As reported in The Independent on Sunday, Chancellor George Osborne intends to put more meat on the bones of the HS3 plans he first raised in June last year in his budget statement, in what he hopes will be a potential vote winner in the upcoming election. However, whilst he may claim that better Transpennine links are essential to create a ‘northern powerhouse’, the reality is that the current £440m project to electrify the current Transpennine link via Huddersfield was put on hold by Network Rail “Pending clarification of the project’s scope by the Department for Transport” (Download, Row 16, Column M) last week, with only 4% of the project completed.
In addition, the DfT will launch a business case for HS3, in response to previous statements from Stop HS2, that HS3 has “No plan, no route, no budget and no timescale”.
Electrification of the Transpennine route had been due to be complete by 2018 at a cost of £290m when Mr Osborne announced it in his 2011 Autumn Statement (See overlap of pages 31-32): , but a Network Rail report last November put the completion date back three years to 2021, with the cost spiralling to £440m. In his budget statement, The Chancellor is expected to put the cost envelope of the Trasnpennine HS3 at £7-10bn.
Additionally, a report from consultants ARUP showed the 11 miles missing between Skipton and Colne could be restored with four tracks at a cost of £110m, creating a new Transpennine link, whilst reopening the Woodhead Tunnel linking Manchester and Sheffield could cost less than half a billion, and according to The Northern Way, would bring £10bn of benefits to the economy.
Stop HS2 Campaign Manager Joe Rukin said:
“As part of a pre-election gimmick, the chancellor is going to re-announce HS3, in the same way HS2 was re-announced just before the last election. Whilst we have always said the way to create a Northern Powerhouse is to spend the money in the North instead of blowing well over the official £50bn budget on HS2 and sucking more economic activity to London, like HS2, HS3 is the highest cost option on a white elephant which delivers the least benefit for the travelling public, but the most benefit to those with vested interests in building it.”
“The Chancellor is talking about spending £7-10bn on one fast railway line which will only benefit the richest who can afford to use it, and wait for it to happen. For just £1bn, you could have not only the electrification which he promised it four years ago, which had been delayed and is now on hold, but also you could have another two brand new reopened links across the Pennines, which would give the capacity for both passengers and freight and deliver more benefits to more people more quickly for less money. It is amazing in supposed times of austerity that a Chancellor is advocating the least benefit, most cost option when so much more can be done, quicker, for less money.”
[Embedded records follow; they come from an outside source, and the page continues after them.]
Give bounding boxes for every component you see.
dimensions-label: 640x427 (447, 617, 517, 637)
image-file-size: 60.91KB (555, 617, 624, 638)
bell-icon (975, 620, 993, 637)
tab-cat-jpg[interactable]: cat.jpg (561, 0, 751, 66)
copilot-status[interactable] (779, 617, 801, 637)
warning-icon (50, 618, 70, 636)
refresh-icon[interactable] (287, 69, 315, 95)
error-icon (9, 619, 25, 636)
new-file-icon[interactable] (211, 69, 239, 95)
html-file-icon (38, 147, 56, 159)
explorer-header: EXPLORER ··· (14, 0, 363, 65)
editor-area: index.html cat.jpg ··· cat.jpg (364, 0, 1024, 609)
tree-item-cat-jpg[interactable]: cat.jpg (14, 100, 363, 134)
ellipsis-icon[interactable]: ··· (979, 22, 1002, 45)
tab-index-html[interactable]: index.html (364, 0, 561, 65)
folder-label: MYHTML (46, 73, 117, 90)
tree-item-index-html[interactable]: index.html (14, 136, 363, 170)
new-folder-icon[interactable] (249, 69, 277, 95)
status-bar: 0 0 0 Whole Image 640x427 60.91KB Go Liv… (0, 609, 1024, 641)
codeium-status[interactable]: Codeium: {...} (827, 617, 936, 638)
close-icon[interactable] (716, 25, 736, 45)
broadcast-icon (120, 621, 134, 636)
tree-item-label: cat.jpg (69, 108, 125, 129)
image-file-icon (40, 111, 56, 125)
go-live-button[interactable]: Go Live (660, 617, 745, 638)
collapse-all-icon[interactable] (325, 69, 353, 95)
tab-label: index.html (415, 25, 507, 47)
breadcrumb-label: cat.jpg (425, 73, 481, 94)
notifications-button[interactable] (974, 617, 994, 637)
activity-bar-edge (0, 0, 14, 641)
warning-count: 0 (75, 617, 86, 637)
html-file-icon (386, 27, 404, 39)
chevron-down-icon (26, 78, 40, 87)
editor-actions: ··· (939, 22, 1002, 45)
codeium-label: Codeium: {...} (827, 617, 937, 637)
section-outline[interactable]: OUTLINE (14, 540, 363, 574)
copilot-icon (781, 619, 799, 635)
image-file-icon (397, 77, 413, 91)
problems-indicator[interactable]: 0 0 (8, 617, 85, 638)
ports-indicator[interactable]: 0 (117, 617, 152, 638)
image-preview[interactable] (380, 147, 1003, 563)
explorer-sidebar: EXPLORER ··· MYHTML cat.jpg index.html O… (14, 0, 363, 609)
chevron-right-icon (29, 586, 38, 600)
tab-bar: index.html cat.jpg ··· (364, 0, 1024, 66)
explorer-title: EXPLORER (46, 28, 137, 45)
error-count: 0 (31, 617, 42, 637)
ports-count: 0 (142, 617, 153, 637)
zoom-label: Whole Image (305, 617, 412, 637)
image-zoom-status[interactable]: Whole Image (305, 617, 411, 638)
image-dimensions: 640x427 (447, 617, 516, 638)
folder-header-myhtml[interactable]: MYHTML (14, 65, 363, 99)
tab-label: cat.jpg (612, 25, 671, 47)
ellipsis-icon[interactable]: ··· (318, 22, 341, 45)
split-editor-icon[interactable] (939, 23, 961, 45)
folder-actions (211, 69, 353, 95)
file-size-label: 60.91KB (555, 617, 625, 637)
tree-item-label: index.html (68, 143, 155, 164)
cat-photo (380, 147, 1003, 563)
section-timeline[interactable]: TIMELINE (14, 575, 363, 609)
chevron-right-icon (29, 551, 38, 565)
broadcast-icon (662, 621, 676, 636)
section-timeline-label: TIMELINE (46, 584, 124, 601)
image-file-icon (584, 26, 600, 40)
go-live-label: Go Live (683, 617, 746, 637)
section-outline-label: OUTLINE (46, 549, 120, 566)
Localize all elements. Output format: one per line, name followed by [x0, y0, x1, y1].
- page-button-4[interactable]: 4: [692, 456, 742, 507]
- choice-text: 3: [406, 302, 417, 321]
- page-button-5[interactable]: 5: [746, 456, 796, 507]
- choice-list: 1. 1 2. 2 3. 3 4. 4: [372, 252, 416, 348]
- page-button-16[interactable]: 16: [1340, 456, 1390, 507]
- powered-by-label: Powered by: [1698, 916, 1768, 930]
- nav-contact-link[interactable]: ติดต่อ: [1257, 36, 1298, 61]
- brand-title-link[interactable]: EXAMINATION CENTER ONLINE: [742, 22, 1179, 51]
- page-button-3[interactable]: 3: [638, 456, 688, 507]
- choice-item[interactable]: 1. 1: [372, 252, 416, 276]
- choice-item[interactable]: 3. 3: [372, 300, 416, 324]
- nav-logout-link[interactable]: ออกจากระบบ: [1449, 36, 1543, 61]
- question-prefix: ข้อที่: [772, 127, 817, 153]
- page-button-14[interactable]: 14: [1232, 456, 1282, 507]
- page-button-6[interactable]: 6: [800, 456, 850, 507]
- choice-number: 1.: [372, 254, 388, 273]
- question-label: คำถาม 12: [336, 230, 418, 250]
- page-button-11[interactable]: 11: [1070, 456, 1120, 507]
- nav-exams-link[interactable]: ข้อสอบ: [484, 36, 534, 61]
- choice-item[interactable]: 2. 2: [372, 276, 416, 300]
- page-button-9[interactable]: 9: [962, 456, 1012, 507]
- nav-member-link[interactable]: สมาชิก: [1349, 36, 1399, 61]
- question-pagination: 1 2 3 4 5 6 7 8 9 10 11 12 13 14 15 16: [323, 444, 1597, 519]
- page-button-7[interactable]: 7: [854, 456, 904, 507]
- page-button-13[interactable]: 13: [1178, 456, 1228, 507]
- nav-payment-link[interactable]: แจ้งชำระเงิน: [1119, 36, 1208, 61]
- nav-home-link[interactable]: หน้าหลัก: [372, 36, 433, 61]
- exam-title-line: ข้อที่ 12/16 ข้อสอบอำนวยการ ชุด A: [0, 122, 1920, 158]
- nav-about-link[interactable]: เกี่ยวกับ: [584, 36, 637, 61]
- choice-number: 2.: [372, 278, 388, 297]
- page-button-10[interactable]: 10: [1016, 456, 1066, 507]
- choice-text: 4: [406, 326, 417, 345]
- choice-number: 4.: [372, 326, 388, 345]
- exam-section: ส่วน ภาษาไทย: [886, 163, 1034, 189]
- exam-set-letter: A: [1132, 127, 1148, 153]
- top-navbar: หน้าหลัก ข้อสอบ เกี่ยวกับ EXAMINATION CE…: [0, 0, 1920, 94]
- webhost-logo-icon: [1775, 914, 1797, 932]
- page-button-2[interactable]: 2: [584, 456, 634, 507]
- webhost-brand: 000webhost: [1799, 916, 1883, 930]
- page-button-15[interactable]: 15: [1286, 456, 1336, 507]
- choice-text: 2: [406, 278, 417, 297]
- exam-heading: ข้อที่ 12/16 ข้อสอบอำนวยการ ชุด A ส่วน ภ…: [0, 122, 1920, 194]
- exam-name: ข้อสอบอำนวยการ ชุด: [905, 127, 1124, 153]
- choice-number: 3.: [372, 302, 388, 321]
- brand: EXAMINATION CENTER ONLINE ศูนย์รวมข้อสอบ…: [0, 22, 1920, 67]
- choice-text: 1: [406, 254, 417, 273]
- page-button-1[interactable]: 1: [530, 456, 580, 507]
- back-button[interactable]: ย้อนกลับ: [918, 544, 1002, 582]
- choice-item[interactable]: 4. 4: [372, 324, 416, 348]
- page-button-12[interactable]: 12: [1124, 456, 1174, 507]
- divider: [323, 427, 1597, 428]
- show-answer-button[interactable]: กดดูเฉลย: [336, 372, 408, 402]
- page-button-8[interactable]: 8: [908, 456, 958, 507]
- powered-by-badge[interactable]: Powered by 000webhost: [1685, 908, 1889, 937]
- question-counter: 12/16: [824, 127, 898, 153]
Penny Gaines, chair of Stop HS2 said:
“Numerous council and business leaders have said they want better transport links in the North more than HS2. But the Government appears to be picking a single showy vanity project rather than looking to see if a variety of improvements which could be brought in more quickly than HS3.”
“While £7billion or £10 billion on HS3 does not sound like much compared to £50billion on HS2, the expected HS2 costs has increased massively over the last 5 years and simultaneously descoped. Originally Phase 2 was going to include Liverpool, but that was ditched even earlier than the HS2 links to Heathrow and the Continent.”
“We are really concerned that the HS3 proposals might be slipped out before the election, just like the flawed plans for HS2 were before the 2010 election. If the proposals are so necessary, then they can wait until after May and be announced then. Doing it now shows that the high speed rail lobbyists in the Department for Transport fear the next government will drop the plans.”
Penny Gaines added
“HS2 is a £50 billion white elephant. The economic case uses outdated assumptions about business travel, and building it will be hugely environmentally damaging. The case for HS2 collapsed years ago, but the Department for Transport seem determined to push forward none the less. We call on all Parliamentary candidates to look closely at the plans, and for the incoming Government to cancel it as soon as possible.”